Juki Card Application and Expiration Date

Just a mini-update about the juki card (住基カード), a government-issued identification card that was made available to foreign residents earlier this month.

As a reminder, the juki card is one of the few government ID cards available to foreign residents which can contain your 通称名 (tsuushoumei), or registered alias. If you're like me and have a long name, you may find that it's the only card you can get with a tsuushoumei on it.

There are two forms of the juki card, one with a photo and one without. The one with a photo has more information listed on it, and it can be used as official ID in place of a driver's license or zairyuu card.

To get a juki card, you'll need to apply at your local town, city, or ward office. Application forms are available at the offices and are not too long or complicated to fill out. However, application also requires a 35mm by 45mm photograph of you, without a hat, against a plain background, yadda yadda. Standard ID photo fare. While some offices will have the means to take your photo on site, some may not. So it's best to call ahead or just come prepared with a photo in hand. Depending on where you live, there may also be an application fee of a few hundred yen.

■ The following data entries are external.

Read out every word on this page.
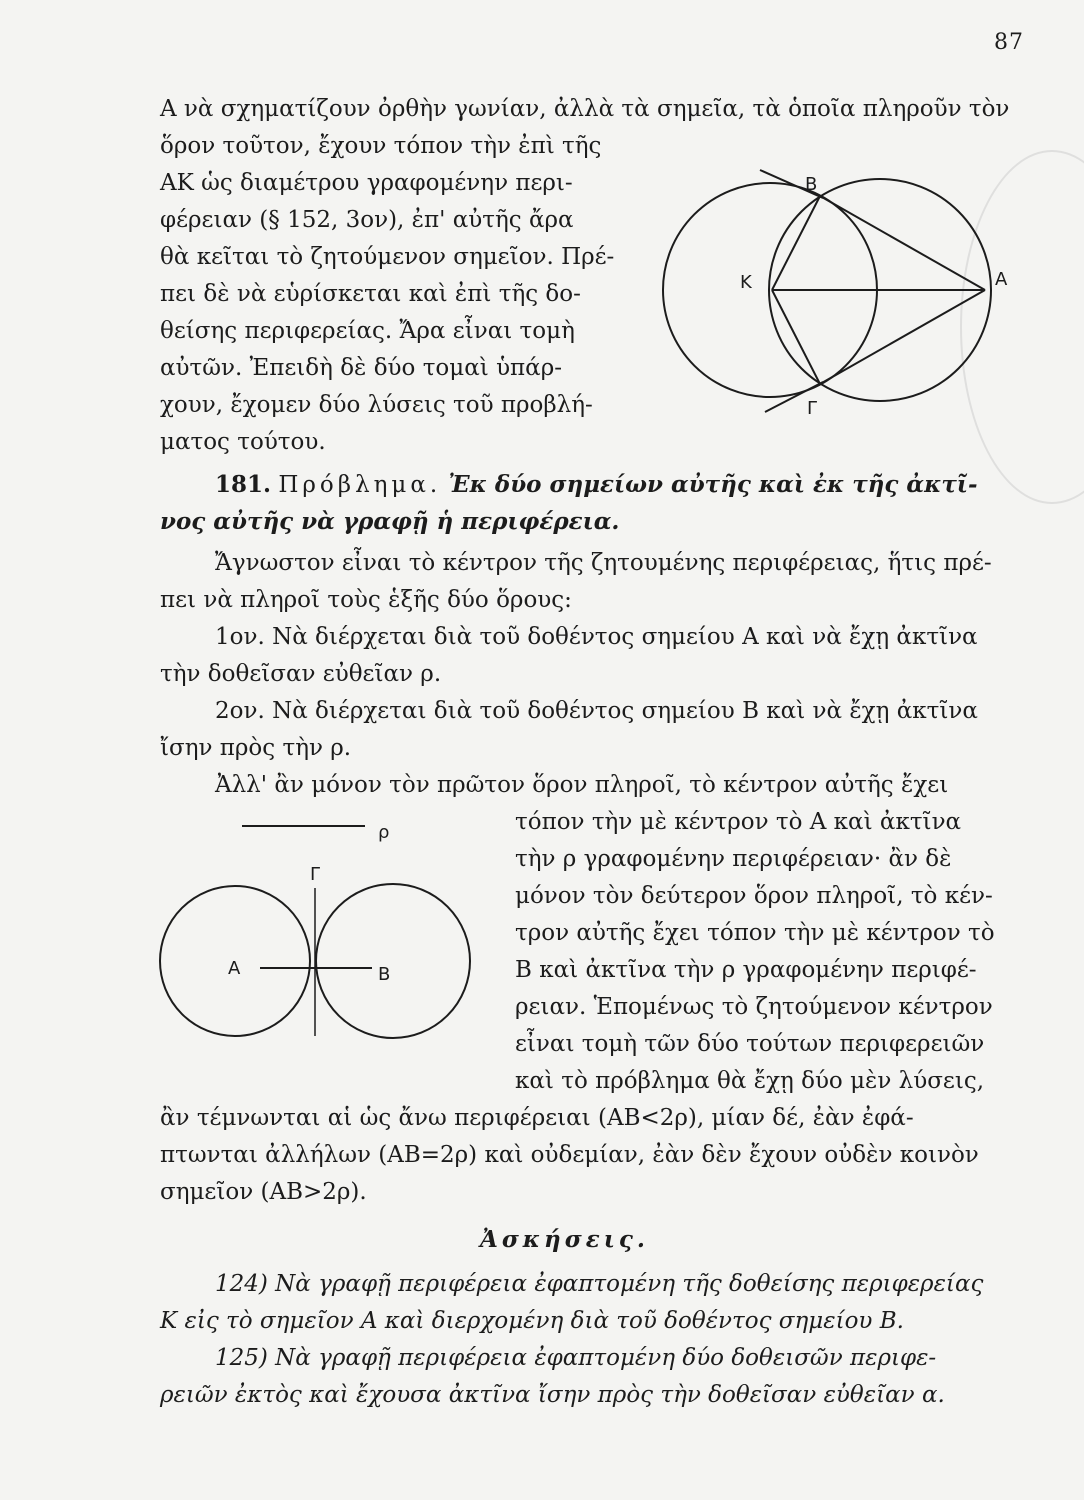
87
Α νὰ σχηματίζουν ὀρθὴν γωνίαν, ἀλλὰ τὰ σημεῖα, τὰ ὁποῖα πληροῦν τὸν
ὅρον τοῦτον, ἔχουν τόπον τὴν ἐπὶ τῆς
ΑΚ ὡς διαμέτρου γραφομένην περι-
φέρειαν (§ 152, 3ον), ἐπ' αὐτῆς ἄρα
θὰ κεῖται τὸ ζητούμενον σημεῖον. Πρέ-
πει δὲ νὰ εὑρίσκεται καὶ ἐπὶ τῆς δο-
θείσης περιφερείας. Ἄρα εἶναι τομὴ
αὐτῶν. Ἐπειδὴ δὲ δύο τομαὶ ὑπάρ-
χουν, ἔχομεν δύο λύσεις τοῦ προβλή-
ματος τούτου.
Β
Κ	Α
Γ
181. Πρόβλημα. Ἐκ δύο σημείων αὐτῆς καὶ ἐκ τῆς ἀκτῖ-
νος αὐτῆς νὰ γραφῇ ἡ περιφέρεια.
Ἄγνωστον εἶναι τὸ κέντρον τῆς ζητουμένης περιφέρειας, ἥτις πρέ-
πει νὰ πληροῖ τοὺς ἑξῆς δύο ὅρους:
1ον. Νὰ διέρχεται διὰ τοῦ δοθέντος σημείου Α καὶ νὰ ἔχῃ ἀκτῖνα
τὴν δοθεῖσαν εὐθεῖαν ρ.
2ον. Νὰ διέρχεται διὰ τοῦ δοθέντος σημείου Β καὶ νὰ ἔχῃ ἀκτῖνα
ἴσην πρὸς τὴν ρ.
Ἀλλ' ἂν μόνον τὸν πρῶτον ὅρον πληροῖ, τὸ κέντρον αὐτῆς ἔχει
τόπον τὴν μὲ κέντρον τὸ Α καὶ ἀκτῖνα
τὴν ρ γραφομένην περιφέρειαν· ἂν δὲ
μόνον τὸν δεύτερον ὅρον πληροῖ, τὸ κέν-
τρον αὐτῆς ἔχει τόπον τὴν μὲ κέντρον τὸ
Β καὶ ἀκτῖνα τὴν ρ γραφομένην περιφέ-
ρειαν. Ἑπομένως τὸ ζητούμενον κέντρον
εἶναι τομὴ τῶν δύο τούτων περιφερειῶν
καὶ τὸ πρόβλημα θὰ ἔχῃ δύο μὲν λύσεις,
ρ
Γ
Α	Β
ἂν τέμνωνται αἱ ὡς ἄνω περιφέρειαι (ΑΒ<2ρ), μίαν δέ, ἐὰν ἐφά-
πτωνται ἀλλήλων (ΑΒ=2ρ) καὶ οὐδεμίαν, ἐὰν δὲν ἔχουν οὐδὲν κοινὸν
σημεῖον (ΑΒ>2ρ).
Ἀσκήσεις.
124) Νὰ γραφῇ περιφέρεια ἐφαπτομένη τῆς δοθείσης περιφερείας
Κ εἰς τὸ σημεῖον Α καὶ διερχομένη διὰ τοῦ δοθέντος σημείου Β.
125) Νὰ γραφῇ περιφέρεια ἐφαπτομένη δύο δοθεισῶν περιφε-
ρειῶν ἐκτὸς καὶ ἔχουσα ἀκτῖνα ἴσην πρὸς τὴν δοθεῖσαν εὐθεῖαν α.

The juki card will typically be valid until the end of your period of stay (在留期間) as listed on the stamp from Japanese immigration in your passport. (I'm not sure how long the juki card lasts for permanent residents.) This means that if you're coming up for an extension, you may want to complete that extension before arranging to have your juki card made. You can typically apply for extensions at immigration up to six months before your current landing permit expires, and applying early carries no penalty--if an extension is granted, the extra year(s) will be tacked on to the final date of your original landing permission.

Anyway, again, the juki card's expiration will match that date in your passport. When your juki card expires, you'll have to go to the city office again, with a new photo, and pay any municipal fees again to have it updated. So time it wisely.


  1. First off, love your site. Lots of useful information for anyone living in Japan.

    Also, to answer the question on Juki-net card expirations for permanent residents, the answer is 10 years from the date issued. I recently got my card (with photo) and the expiration says it's good until 2023. Cheers!